Bravely we soldier forward to the body text where we read: "The films can't be burned onto a disc for viewing on a DVD player. Still, the move is seen as a step toward full digital distribution of movies over the Internet." This prompts any critical thinker above the age of 12 to say "by whom?" What person outside of the Cartel could possibly view this as a step forward? This is along the lines of stores that tell you they've reduced their hours, cut service, eliminated perks "for your benefit." Um, no.
Then we're told that these download tickts "will be priced similar to DVDs -- between $20 and $30." I don't know about you, but the last time I paid $30 for a DVD was quite some time ago. Most are going hot off the legal press for $12-18, depending on which discount outlet you frequent. Perhaps Mr. Gentile shops at more upscale boutiques for his DVDs, but more likely he didn't even bother to check one basic fact before filing his copy.

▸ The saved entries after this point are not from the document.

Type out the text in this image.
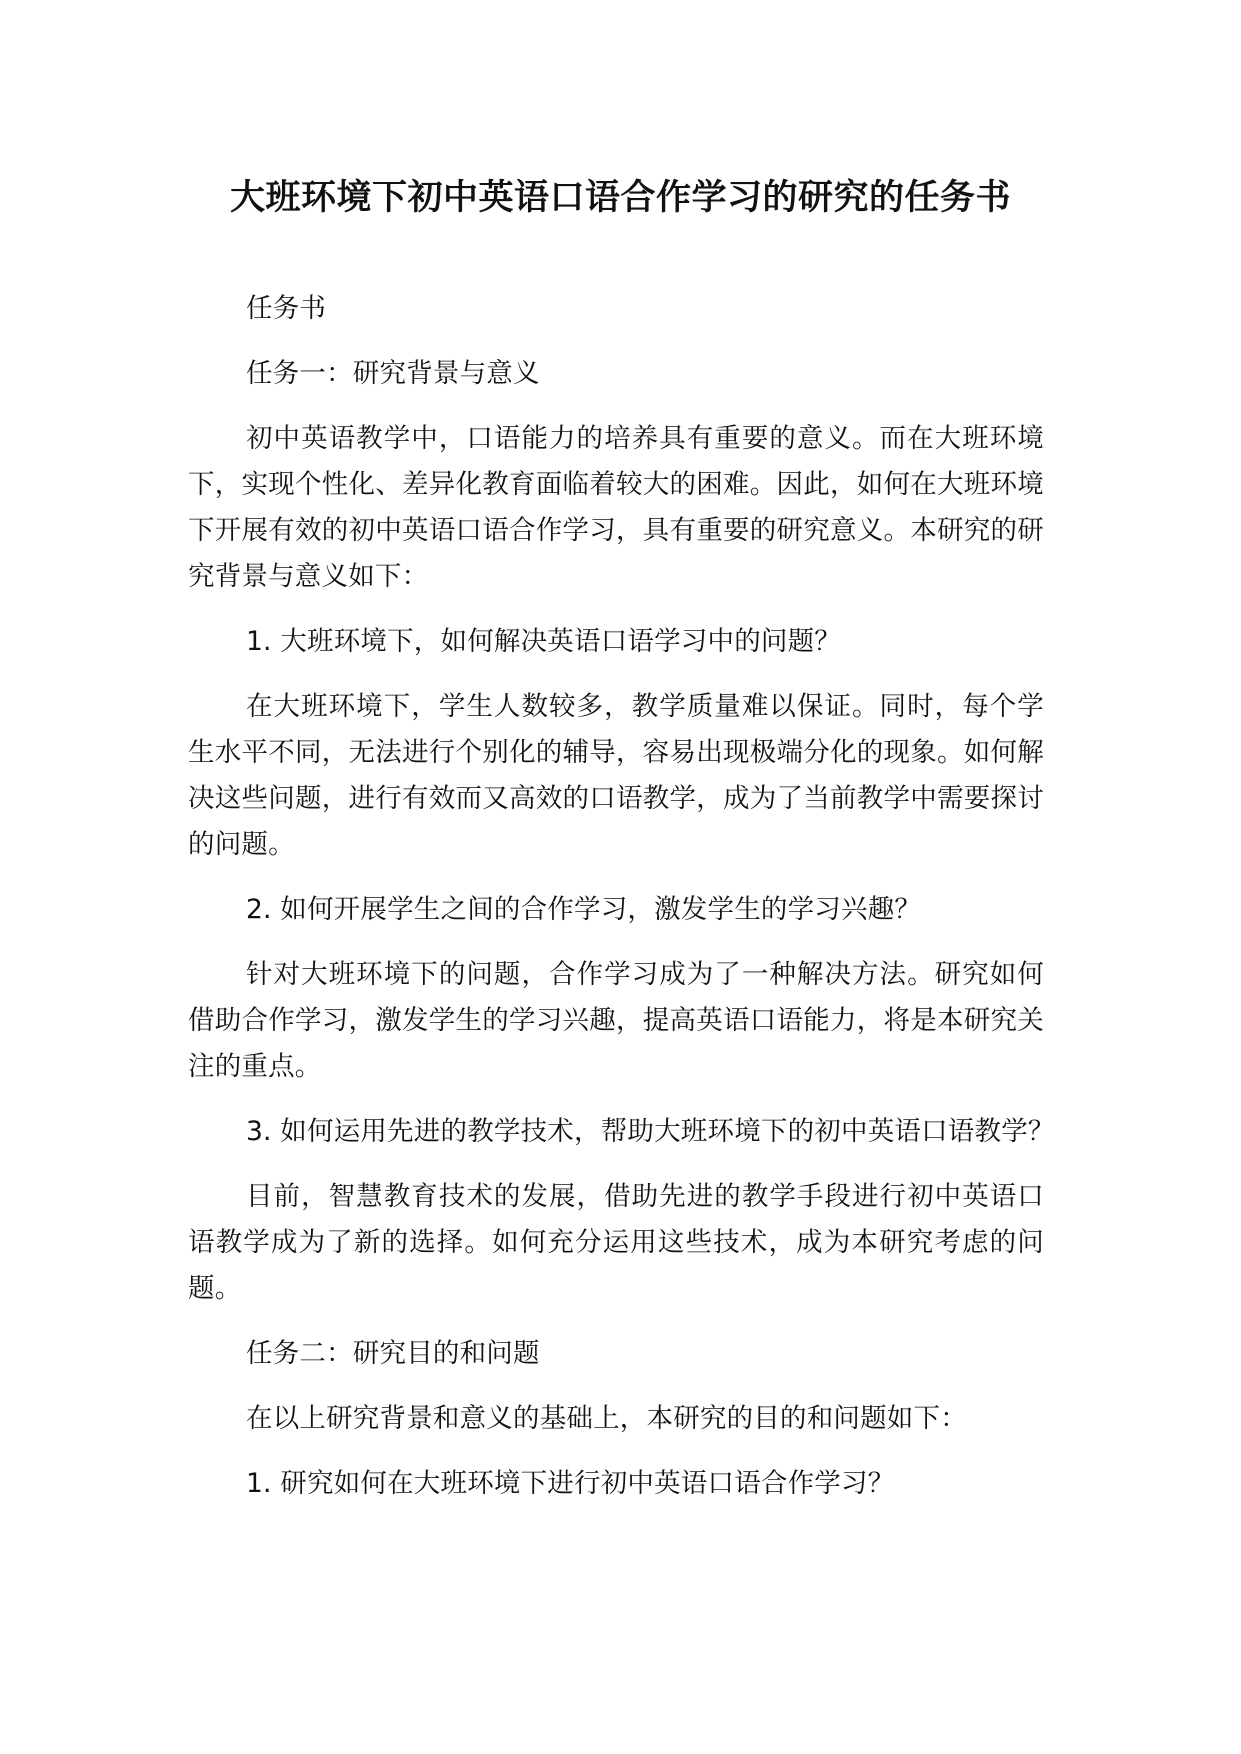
大班环境下初中英语口语合作学习的研究的任务书

任务书

任务一：研究背景与意义

初中英语教学中，口语能力的培养具有重要的意义。而在大班环境下，实现个性化、差异化教育面临着较大的困难。因此，如何在大班环境下开展有效的初中英语口语合作学习，具有重要的研究意义。本研究的研究背景与意义如下：

1. 大班环境下，如何解决英语口语学习中的问题？

在大班环境下，学生人数较多，教学质量难以保证。同时，每个学生水平不同，无法进行个别化的辅导，容易出现极端分化的现象。如何解决这些问题，进行有效而又高效的口语教学，成为了当前教学中需要探讨的问题。

2. 如何开展学生之间的合作学习，激发学生的学习兴趣？

针对大班环境下的问题，合作学习成为了一种解决方法。研究如何借助合作学习，激发学生的学习兴趣，提高英语口语能力，将是本研究关注的重点。

3. 如何运用先进的教学技术，帮助大班环境下的初中英语口语教学？

目前，智慧教育技术的发展，借助先进的教学手段进行初中英语口语教学成为了新的选择。如何充分运用这些技术，成为本研究考虑的问题。

任务二：研究目的和问题

在以上研究背景和意义的基础上，本研究的目的和问题如下：

1. 研究如何在大班环境下进行初中英语口语合作学习？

Finally, we get a quote in which Jim Ramo, chief executive at Movielink (the Cartel arm with exclusive license to sell these tickets) gets to gush rapturously that "Digital delivery hasn't arrived until the major studios allow home ownership, and now they have and now digital delivery is very real." Gag me with a sycophant. First off, digital delivery arrived in my home the day the cable company put in a digital box, about three years ago. Second, "allowing" home ownership makes it sound like the king has deigned to bestow his blessings on the populace. OK, sure, that's how they see the world, but it's still disgusting and shouldn't be mentioned in public. And finally, I think I already addressed the "ownership" lie. Letting a Cartel exec repeat the lie unchallenged doesn't make it true.
OK, I can't bear to continue the point-by-point dissection. The gist is that it's PC-only, some movies, doesn't include Disney at all, only gives a few of the films on the same day as DVD release - most are delayed 45 days - and is just overall a continuation of the sad sorry attempts by the Cartel to defend their antiquated business models. Oh, for a press reporter who would actually report THAT news.